On 6 July 2015 The Scotsman disclosed that the discovered ‘Picasso’ was a fake (“Picasso painting in Fife attic ‘a hoax’”). The faker, Dominic Currie, reportedly described his purported-Picasso (which had been about to be inspected by Christie’s) as “a piece of performance art [made] in order to raise awareness of the struggling artists in Scotland.” The fake is now being offered for sale on the website of a picture restoration business.
Michael Daley. 10 December 2016.
12 December 2016. Postscript: “Bode gave an opinion on art works from many fields, on Netherlandish painting of the seventeenth century, on Italian sculpture, Persian rugs, majolica, German wood sculpture, and many other things.

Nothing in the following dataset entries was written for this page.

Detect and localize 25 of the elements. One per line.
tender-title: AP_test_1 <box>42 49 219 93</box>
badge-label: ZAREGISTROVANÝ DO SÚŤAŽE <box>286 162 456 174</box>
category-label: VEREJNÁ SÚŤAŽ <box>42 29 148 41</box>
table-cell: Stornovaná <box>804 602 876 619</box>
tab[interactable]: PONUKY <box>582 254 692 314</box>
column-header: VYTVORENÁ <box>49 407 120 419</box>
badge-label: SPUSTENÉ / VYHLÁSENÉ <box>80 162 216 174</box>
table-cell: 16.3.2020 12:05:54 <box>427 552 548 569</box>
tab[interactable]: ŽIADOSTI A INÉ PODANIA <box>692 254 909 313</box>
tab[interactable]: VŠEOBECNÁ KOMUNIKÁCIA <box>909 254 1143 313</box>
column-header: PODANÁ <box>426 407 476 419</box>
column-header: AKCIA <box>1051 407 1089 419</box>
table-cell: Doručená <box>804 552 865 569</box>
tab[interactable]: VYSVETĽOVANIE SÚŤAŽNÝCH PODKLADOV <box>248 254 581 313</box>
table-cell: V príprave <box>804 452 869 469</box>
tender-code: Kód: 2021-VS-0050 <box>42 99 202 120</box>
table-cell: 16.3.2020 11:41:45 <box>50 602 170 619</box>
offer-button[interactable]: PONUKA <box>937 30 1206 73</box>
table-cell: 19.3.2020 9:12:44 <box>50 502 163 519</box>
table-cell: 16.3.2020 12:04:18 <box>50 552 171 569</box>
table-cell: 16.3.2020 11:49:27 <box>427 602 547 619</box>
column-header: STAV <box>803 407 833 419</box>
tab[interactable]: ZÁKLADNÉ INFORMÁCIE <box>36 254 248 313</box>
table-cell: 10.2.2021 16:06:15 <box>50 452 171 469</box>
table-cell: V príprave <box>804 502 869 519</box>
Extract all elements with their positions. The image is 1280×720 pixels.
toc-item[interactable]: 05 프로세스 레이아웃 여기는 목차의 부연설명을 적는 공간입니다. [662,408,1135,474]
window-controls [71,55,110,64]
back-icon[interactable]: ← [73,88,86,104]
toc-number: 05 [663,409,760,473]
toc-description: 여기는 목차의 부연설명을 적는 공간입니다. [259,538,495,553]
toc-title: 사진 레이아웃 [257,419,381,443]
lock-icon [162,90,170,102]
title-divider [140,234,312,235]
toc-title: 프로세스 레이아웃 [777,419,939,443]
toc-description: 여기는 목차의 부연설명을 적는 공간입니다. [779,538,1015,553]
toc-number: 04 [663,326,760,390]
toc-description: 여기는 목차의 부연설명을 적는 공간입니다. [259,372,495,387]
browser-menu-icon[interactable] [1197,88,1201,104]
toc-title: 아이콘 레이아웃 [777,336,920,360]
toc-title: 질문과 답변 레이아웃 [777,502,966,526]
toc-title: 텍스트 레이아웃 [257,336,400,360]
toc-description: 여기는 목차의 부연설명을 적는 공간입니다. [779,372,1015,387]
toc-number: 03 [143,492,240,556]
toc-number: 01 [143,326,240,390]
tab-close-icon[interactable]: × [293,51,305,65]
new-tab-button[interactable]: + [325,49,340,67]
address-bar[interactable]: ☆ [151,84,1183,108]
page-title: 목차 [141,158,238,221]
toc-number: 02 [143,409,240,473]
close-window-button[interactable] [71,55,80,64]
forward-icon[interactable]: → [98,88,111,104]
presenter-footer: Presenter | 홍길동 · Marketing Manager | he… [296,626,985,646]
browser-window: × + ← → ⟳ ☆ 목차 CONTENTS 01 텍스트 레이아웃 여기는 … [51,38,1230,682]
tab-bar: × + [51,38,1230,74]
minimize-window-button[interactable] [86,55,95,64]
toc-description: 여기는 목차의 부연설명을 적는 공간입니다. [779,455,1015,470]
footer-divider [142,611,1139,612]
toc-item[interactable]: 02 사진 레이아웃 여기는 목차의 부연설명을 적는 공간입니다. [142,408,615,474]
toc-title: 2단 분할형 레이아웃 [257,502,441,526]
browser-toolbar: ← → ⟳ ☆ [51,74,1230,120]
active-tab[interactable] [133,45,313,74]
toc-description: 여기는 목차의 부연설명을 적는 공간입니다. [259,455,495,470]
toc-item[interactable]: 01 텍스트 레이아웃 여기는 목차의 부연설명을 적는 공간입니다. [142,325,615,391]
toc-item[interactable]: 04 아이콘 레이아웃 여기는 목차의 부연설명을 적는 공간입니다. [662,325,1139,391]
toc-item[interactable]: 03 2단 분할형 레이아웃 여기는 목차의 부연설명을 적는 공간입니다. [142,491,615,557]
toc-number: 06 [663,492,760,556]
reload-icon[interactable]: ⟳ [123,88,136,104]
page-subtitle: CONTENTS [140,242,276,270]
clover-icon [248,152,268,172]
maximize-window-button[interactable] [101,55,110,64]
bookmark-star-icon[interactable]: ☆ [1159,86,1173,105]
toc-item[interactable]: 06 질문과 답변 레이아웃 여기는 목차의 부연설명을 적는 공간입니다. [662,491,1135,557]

His writings were for him always a means to an end, and were frequently controversial and advocatory. Almost always he judged correctly, and at the time he expressed them, his communications were of significance and infinitely enriched knowledge in many fields. But the tragic fate of the ‘connoisseur’ lies in the fact that yesterday’s new, strikingly accurate definitions are today’s common properties and banalities, that only the mistakes linger in the memory under the name of the originator.”
~ Max J. Friedländer on Wilhelm Bode – Reminiscences and Reflections.